Mit dem 3. Preis wird "Lösch Dich! So organisiert ist der Hass im Netz" (26. April 2018) ausgezeichnet. Das Team der Kooperative Berlin im Auftrag von funk, dem Content-Netzwerk von ARD und ZDF, um YouTuber Rayk Anders und Journalist Patrick Stegemann erhält 3.000 Euro Preisgeld.

Die Dokumentation über "Hater und Trolle" ist laut Jury "ein Musterfall von eingreifender Recherche und jungem Internet-Fernsehen, das das Interesse von Politikmuffeln für Politik wieder weckt". Die 40-minütige Doku "Lösch Dich!" entfaltet beim Anschauen, nach Überzeugung der Jury, einen dreifachen Reiz: Die Zuschauer werden erstens auf eine kritische Entdeckungsreise mitgenommen, hin zu dem hier exklusiv aufgedeckten rechten Netzwerk "Reconquista Germanica". Sie werden zweitens Zeugen von politischem Engagement für eine gute Sache. Und drittens werden sie nicht alleingelassen, weil das für funk produzierende Team der Kooperative Berlin die Wege aufzeigt, wie man sich gegen Hassreden im Netz zur Wehr setzen kann.

Der "Spezial"-Preis, dotiert mit 10.000 Euro, geht an Albrecht von Lucke, den die Jury als "journalistischen Aufklärer" auszeichnet.

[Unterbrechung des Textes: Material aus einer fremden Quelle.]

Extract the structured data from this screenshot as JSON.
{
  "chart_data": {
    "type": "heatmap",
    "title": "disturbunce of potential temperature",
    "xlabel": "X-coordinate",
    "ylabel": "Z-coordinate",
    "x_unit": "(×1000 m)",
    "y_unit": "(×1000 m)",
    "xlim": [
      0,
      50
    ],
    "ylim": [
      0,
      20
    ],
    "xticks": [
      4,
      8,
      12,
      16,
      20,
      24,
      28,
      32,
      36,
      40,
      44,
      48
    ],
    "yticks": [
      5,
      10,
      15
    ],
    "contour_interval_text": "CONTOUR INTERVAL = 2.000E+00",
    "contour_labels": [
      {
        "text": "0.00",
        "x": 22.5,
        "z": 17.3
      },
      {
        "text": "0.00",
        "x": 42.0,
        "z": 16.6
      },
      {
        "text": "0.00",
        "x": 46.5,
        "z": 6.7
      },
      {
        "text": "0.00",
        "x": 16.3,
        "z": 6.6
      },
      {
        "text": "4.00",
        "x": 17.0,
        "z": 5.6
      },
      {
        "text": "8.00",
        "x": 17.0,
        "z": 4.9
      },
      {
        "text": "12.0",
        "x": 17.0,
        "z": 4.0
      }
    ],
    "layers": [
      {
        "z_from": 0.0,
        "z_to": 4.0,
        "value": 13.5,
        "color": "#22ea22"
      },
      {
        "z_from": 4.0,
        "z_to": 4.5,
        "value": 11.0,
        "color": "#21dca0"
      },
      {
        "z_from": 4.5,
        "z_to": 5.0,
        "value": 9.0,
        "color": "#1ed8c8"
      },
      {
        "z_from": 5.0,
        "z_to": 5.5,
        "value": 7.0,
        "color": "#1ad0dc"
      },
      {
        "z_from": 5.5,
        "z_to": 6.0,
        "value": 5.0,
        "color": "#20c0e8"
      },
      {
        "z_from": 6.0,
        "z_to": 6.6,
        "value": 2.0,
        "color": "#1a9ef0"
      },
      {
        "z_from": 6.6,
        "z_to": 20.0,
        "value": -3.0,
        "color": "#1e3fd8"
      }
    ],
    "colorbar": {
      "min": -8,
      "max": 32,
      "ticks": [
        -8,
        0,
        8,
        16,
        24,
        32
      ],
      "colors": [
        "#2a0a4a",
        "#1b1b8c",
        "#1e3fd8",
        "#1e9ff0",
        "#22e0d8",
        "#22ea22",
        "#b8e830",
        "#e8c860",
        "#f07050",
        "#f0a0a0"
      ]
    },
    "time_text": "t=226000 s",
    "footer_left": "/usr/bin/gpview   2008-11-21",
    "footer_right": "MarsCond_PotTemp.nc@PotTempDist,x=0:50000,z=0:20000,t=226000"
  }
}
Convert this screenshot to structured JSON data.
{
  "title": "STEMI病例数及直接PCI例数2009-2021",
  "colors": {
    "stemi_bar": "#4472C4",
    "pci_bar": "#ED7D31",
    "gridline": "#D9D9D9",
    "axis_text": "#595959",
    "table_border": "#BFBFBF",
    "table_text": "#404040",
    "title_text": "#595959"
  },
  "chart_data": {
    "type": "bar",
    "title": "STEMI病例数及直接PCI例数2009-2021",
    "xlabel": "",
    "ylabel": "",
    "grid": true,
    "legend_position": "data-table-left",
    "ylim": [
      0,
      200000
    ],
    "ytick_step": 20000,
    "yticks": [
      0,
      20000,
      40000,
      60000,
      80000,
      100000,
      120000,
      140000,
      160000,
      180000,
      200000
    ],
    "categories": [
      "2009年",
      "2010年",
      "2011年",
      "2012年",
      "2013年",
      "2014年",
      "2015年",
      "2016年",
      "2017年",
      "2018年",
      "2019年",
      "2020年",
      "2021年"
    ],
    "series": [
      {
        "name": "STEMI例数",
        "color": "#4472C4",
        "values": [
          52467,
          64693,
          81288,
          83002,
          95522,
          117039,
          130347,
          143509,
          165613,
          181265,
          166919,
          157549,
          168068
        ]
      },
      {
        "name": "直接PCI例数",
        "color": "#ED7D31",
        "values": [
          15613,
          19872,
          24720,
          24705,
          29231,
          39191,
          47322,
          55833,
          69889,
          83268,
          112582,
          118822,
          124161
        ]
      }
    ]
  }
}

Albrecht von Lucke, freier Publizist und Journalist, wird von der Jury des Otto Brenner Preises "als Streiter für Liberalität, Rechtsstaatlichkeit und Demokratie" ausgezeichnet. Seine Analysen, so heißt es in der Jury-Begründung, sind von "hohem Raffinement und seine Kommentare sind Bollwerke gegen Rassismus und Rechtsextremismus". Als verantwortlicher Redakteur der "Blätter für deutsche und internationale Politik" habe er die Monatszeitschrift inzwischen zu einem der wichtigsten Debattenorgane der Republik gemacht und ihr durch sein Engagement "neue Kraft und neue Ausstrahlung gegeben". In seinen Zeitdiagnosen, mit denen er die Hefte klug einleitet, greift er aus Sicht der Jury außerdem "beherzt und beredt in aktuelle politische Diskussionen" ein.

Der Newcomerpreis, dotiert mit 2.000 Euro, geht an Jonah Lemm für "Im rechten Netz". Seine Recherche über die NRW-AfD und ihre Verwobenheit mit der Identitären Bewegung erschien am 28. Februar 2018 im Kölner Stadt-Anzeiger.

Der 22-jährige Jonah Lemm recherchiert "mit großer Ernsthaftigkeit und Genauigkeit" und kann nachweisen, dass die Verbindungen mit der Identitären Bewegung viel enger sind als die AfD immer behauptet. Es sind "diese Rechercheleistung und der analytische Blick auf politische Strukturen", die für die Jury diese außergewöhnliche Arbeit eines jungen Journalisten besonders auszeichnen.

Im Wettbewerb um die Brenner-Preise zeichnet die Jury auch innovative und wegweisende Medienprojekte aus. 2018 geht der Medienprojektpreis, dotiert mit 2.000 Euro, an das achtköpfige "Docupy"-Team, das das Thema soziale Ungleichheit multimedial (#Ungleichland) bearbeitet hat.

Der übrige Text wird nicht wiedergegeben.